There are 95 rows in the count ( ), so the data has been compressed to have the number of rows equal to the number of unique values there are in the body_mass_g.
Using add_count() for “sex” variable
penguins_new %>%
dplyr::add_count(sex)
## # A tibble: 344 × 6
## species island body_mass_g sex year n
## <fct> <fct> <int> <fct> <int> <int>
## 1 Adelie Torgersen 3750 male 2007 168
## 2 Adelie Torgersen 3800 female 2007 165
## 3 Adelie Torgersen 3250 female 2007 165
## 4 Adelie Torgersen NA <NA> 2007 11
## 5 Adelie Torgersen 3450 female 2007 165
## 6 Adelie Torgersen 3650 male 2007 168
## 7 Adelie Torgersen 3625 female 2007 165
## 8 Adelie Torgersen 4675 male 2007 168
## 9 Adelie Torgersen 3475 <NA> 2007 11
## 10 Adelie Torgersen 4250 <NA> 2007 11
## # … with 334 more rows
Same argument, but naming the new column to reflect the variable that the group-wise count column corresponds with:
penguins_new %>%
dplyr::add_count(sex, name = "n_sex")
## # A tibble: 344 × 6
## species island body_mass_g sex year n_sex
## <fct> <fct> <int> <fct> <int> <int>
## 1 Adelie Torgersen 3750 male 2007 168
## 2 Adelie Torgersen 3800 female 2007 165
## 3 Adelie Torgersen 3250 female 2007 165
## 4 Adelie Torgersen NA <NA> 2007 11
## 5 Adelie Torgersen 3450 female 2007 165
## 6 Adelie Torgersen 3650 male 2007 168
## 7 Adelie Torgersen 3625 female 2007 165
## 8 Adelie Torgersen 4675 male 2007 168
## 9 Adelie Torgersen 3475 <NA> 2007 11
## 10 Adelie Torgersen 4250 <NA> 2007 11
## # … with 334 more rows
Comparison to the count( ) function:
penguins_new %>%
dplyr::count(sex)
## # A tibble: 3 × 2
## sex n
## <fct> <int>
## 1 female 165
## 2 male 168
## 3 <NA> 11
Number of rows using the add_count( ) function: 344
Number of rows using the count( ) function: 95
We can see for the first observation in row one, the penguin being observed is male. Using add_count( ), the “n_sex” column lists the value 168 as the group-wise count for male penguins. Looking at the count( ) function, we see that there are 168 male penguins total in the data set.

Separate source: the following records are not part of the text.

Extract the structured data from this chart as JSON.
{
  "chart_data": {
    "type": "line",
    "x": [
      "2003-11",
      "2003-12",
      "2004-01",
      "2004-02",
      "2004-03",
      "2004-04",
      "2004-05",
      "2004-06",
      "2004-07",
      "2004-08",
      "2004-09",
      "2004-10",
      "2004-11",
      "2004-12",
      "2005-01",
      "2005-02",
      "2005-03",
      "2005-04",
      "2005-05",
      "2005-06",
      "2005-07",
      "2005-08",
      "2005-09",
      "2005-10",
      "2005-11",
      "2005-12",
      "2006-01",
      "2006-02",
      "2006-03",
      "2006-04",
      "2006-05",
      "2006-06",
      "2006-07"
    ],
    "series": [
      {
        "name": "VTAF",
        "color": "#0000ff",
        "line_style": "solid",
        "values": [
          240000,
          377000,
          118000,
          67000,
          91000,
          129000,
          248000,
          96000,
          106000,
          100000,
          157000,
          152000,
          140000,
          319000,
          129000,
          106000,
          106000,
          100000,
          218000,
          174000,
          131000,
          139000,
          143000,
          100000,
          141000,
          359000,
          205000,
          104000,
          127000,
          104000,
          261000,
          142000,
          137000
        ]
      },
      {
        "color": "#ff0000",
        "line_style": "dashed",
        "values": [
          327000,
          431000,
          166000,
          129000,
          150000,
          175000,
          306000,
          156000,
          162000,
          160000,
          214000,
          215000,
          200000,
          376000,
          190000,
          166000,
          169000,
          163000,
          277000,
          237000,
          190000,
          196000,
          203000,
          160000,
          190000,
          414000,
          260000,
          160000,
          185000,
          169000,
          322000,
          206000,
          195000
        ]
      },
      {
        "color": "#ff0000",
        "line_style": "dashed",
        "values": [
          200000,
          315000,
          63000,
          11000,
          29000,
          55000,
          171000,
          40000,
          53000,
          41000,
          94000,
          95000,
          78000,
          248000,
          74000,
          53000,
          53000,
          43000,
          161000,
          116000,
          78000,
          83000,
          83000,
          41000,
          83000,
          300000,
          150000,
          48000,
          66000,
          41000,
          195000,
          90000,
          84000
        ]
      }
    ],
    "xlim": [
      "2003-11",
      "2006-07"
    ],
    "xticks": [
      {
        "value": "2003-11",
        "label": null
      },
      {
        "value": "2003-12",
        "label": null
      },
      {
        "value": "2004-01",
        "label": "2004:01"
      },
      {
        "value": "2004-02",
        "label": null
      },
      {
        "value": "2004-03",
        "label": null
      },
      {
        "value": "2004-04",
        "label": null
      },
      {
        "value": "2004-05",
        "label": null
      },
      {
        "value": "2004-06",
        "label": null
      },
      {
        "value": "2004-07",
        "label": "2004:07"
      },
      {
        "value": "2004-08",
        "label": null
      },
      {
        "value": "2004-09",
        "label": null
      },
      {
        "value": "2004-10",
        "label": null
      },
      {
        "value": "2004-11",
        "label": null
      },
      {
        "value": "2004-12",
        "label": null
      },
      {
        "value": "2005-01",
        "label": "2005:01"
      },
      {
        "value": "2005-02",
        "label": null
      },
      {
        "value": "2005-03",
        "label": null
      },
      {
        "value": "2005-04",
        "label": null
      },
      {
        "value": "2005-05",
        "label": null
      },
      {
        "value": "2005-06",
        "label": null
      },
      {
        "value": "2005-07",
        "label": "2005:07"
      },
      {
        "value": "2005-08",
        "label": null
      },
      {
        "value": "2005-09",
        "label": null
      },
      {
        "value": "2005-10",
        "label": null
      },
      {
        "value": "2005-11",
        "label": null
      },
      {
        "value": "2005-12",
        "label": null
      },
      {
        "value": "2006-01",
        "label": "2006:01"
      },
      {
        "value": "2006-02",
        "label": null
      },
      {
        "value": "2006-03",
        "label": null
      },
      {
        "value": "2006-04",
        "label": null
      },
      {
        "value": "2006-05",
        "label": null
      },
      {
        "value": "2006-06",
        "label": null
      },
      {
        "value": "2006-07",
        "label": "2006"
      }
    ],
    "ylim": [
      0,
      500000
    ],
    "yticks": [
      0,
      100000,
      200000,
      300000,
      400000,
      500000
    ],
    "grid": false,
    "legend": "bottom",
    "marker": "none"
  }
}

This function is useful for certain projects, such as a project where it is useful to be able to quickly see how many group-wise counts there are for a certain variable while preserving the number of rows in the original data set. It is also helpful as a shortcut to the mutate( ) & group_by ( ) function.